Series (a pandas column) is equipped with a set of string processing methods in the str attribute that make it easy to operate on each element of the array.

In [None]:
s = pd.Series(['Aardvark', 'Bear', 'Cat', 'dog', 'cat', 'LION'])
s

In [None]:
s.str.lower()

In [None]:
s.str.lower().replace(r'[aeiou]', '-', regex=True)

In [None]:
df.Tweet.str.lower()

### 2.6.6 Joining Dataframes
- Can do database style joins (inner, outer, left, right) to merge two or more dataframes
    - inner join keeps values in common (intersection)
    - outer join keeps all values (union)
    - left join keeps values in left dataframe
    - right join keeps values in right dataframe

In [None]:
left_df = df.iloc[0:10, :]
left_df = left_df.assign(Category=['positive']*5 + ['negative']*4 + ['very positive'])
left_df

In [None]:
right_df = pd.DataFrame({'Category': ['positive', 'negative', 'neutral'],
                         'Weight': [1, -1, 0]})
right_df

In [None]:
help(pd.merge)

In [None]:
innerjoin_df = pd.merge(left_df, right_df, how='inner', on='Category')
innerjoin_df

In [None]:
outerjoin_df = pd.merge(left_df, right_df, how='outer', on='Category')
outerjoin_df

In [None]:
leftjoin_df = pd.merge(left_df, right_df, how='left', on='Category')
leftjoin_df

In [None]:
rightjoin_df = pd.merge(left_df, right_df, how='right', on='Category')
rightjoin_df

# 2.7 Casting from one container type to another

In [None]:
a = ['hello', 'hi', 'hey']

# cast list to tuple
b = tuple(a)
b

In [None]:
# cast tuple to list
c = list(b)
c

In [None]:
# cast list to array
b = np.asarray(a)
b

In [None]:
# cast array to list
c = b.tolist()
c

In [None]:
# cast array to dataframe
L = pd.DataFrame(M, columns=['a','b','c','d'])
L

In [None]:
# cast dataframe to array
K = L.values
K

In [None]:
# cast lists to dictionary
codes = ['NYC', 'BOS', 'LAX', 'PHL', 'WAS']
cities = ['new york', 'boston', 'los angeles', 'philadelphia', 'washington dc']

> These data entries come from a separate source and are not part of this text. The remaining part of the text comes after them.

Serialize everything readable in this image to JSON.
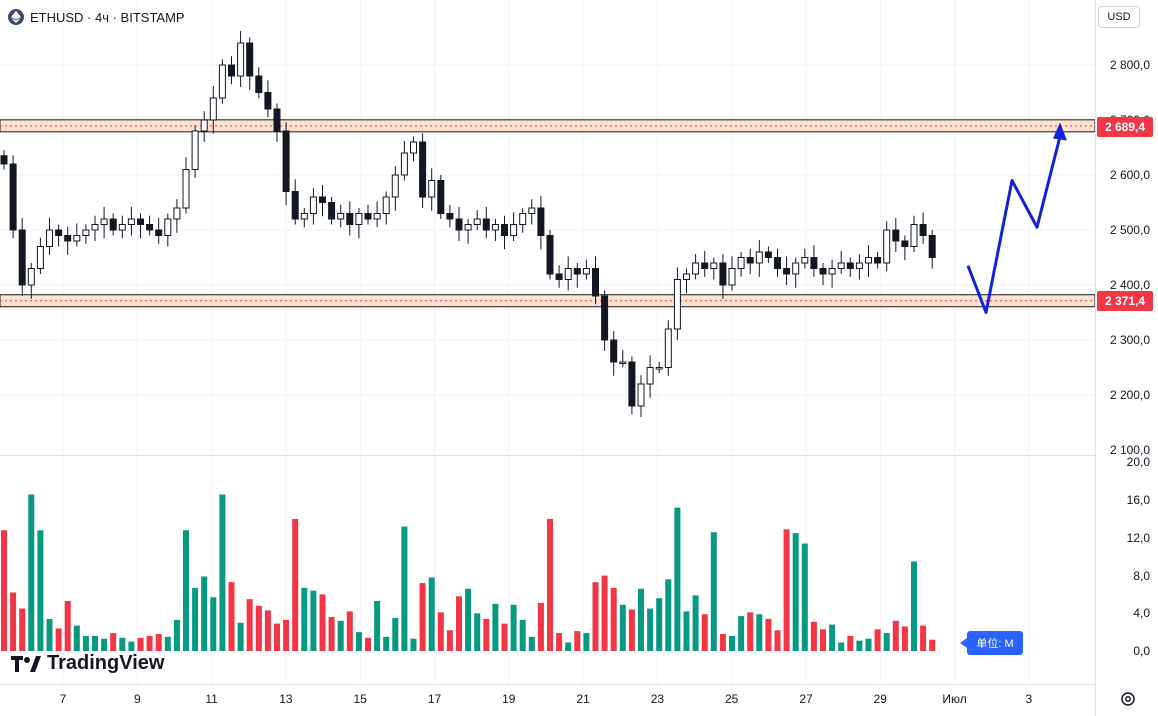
{
  "header": {
    "symbol_label": "ETHUSD · 4ч · BITSTAMP"
  },
  "currency_button": "USD",
  "price_axis_labels": [
    "2 800,0",
    "2 700,0",
    "2 600,0",
    "2 500,0",
    "2 400,0",
    "2 300,0",
    "2 200,0",
    "2 100,0"
  ],
  "volume_axis_labels": [
    "20,0",
    "16,0",
    "12,0",
    "8,0",
    "4,0",
    "0,0"
  ],
  "x_axis_labels": [
    "7",
    "9",
    "11",
    "13",
    "15",
    "17",
    "19",
    "21",
    "23",
    "25",
    "27",
    "29",
    "Июл",
    "3"
  ],
  "levels": [
    {
      "price_label": "2 689,4",
      "value": 2689.4
    },
    {
      "price_label": "2 371,4",
      "value": 2371.4
    }
  ],
  "volume_unit_label": "单位: M",
  "brand": "TradingView",
  "colors": {
    "up": "#089981",
    "down": "#f23645",
    "candle": "#131722",
    "projection": "#1322d8",
    "level_band": "#fde3cf"
  },
  "icons": [
    "ethereum-icon",
    "tradingview-logo-icon",
    "settings-icon"
  ],
  "chart_data": [
    {
      "type": "candlestick",
      "y_range": [
        2100,
        2800
      ],
      "x_tick_labels": [
        "7",
        "9",
        "11",
        "13",
        "15",
        "17",
        "19",
        "21",
        "23",
        "25",
        "27",
        "29",
        "Июл",
        "3"
      ],
      "closes": [
        2620,
        2500,
        2400,
        2430,
        2470,
        2500,
        2490,
        2480,
        2490,
        2500,
        2510,
        2520,
        2500,
        2510,
        2520,
        2510,
        2500,
        2490,
        2520,
        2540,
        2610,
        2680,
        2700,
        2740,
        2800,
        2780,
        2840,
        2780,
        2750,
        2720,
        2680,
        2570,
        2520,
        2530,
        2560,
        2550,
        2520,
        2530,
        2510,
        2530,
        2520,
        2530,
        2560,
        2600,
        2640,
        2660,
        2560,
        2590,
        2530,
        2520,
        2500,
        2510,
        2520,
        2500,
        2510,
        2490,
        2510,
        2530,
        2540,
        2490,
        2420,
        2410,
        2430,
        2420,
        2430,
        2380,
        2300,
        2260,
        2260,
        2180,
        2220,
        2250,
        2250,
        2320,
        2410,
        2420,
        2440,
        2430,
        2440,
        2400,
        2430,
        2450,
        2440,
        2460,
        2450,
        2430,
        2420,
        2440,
        2450,
        2430,
        2420,
        2430,
        2440,
        2430,
        2440,
        2450,
        2440,
        2500,
        2480,
        2470,
        2510,
        2490,
        2450
      ],
      "projection_path": [
        2435,
        2350,
        2590,
        2505,
        2670
      ]
    },
    {
      "type": "bar",
      "title": "",
      "y_range": [
        0,
        20
      ],
      "values": [
        12.8,
        6.2,
        4.5,
        16.6,
        12.8,
        3.4,
        2.4,
        5.3,
        2.7,
        1.6,
        1.6,
        1.3,
        1.9,
        1.4,
        1.0,
        1.4,
        1.6,
        1.8,
        1.5,
        3.3,
        12.8,
        6.7,
        7.9,
        5.7,
        16.6,
        7.3,
        3.0,
        5.5,
        4.8,
        4.3,
        2.9,
        3.3,
        14.0,
        6.7,
        6.4,
        6.0,
        3.6,
        3.2,
        4.2,
        2.0,
        1.4,
        5.3,
        1.5,
        3.5,
        13.2,
        1.3,
        7.2,
        7.8,
        4.1,
        2.2,
        5.8,
        6.6,
        4.0,
        3.4,
        5.0,
        2.9,
        4.9,
        3.3,
        1.5,
        5.1,
        14.0,
        1.9,
        0.9,
        2.1,
        1.9,
        7.3,
        8.0,
        6.7,
        4.9,
        4.4,
        6.6,
        4.5,
        5.6,
        7.6,
        15.2,
        4.2,
        5.9,
        3.9,
        12.6,
        1.8,
        1.6,
        3.7,
        4.1,
        3.9,
        3.4,
        2.2,
        12.9,
        12.5,
        11.4,
        3.1,
        2.3,
        2.8,
        0.9,
        1.6,
        1.1,
        1.3,
        2.3,
        1.9,
        3.2,
        2.6,
        9.5,
        2.7,
        1.2
      ]
    }
  ]
}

d = dict(zip(codes, cities))
d

In [None]:
# cast dictionaries to dataframe
data = {'col_1': [3, 2, 1, 0], 'col_2': ['a', 'b', 'c', 'd']}
d = pd.DataFrame.from_dict(data)
d

In [None]:
# cast dataframe to dictionary
print(d.to_dict())

# Recap
- There are many Python container types and they are variably suited to different programming tasks
- You can cast container types to different container types (ex. lists to arrays)
- Always read the help() to understand new Python code
- Read and debug error tracebacks, starting at the line where you code error'd.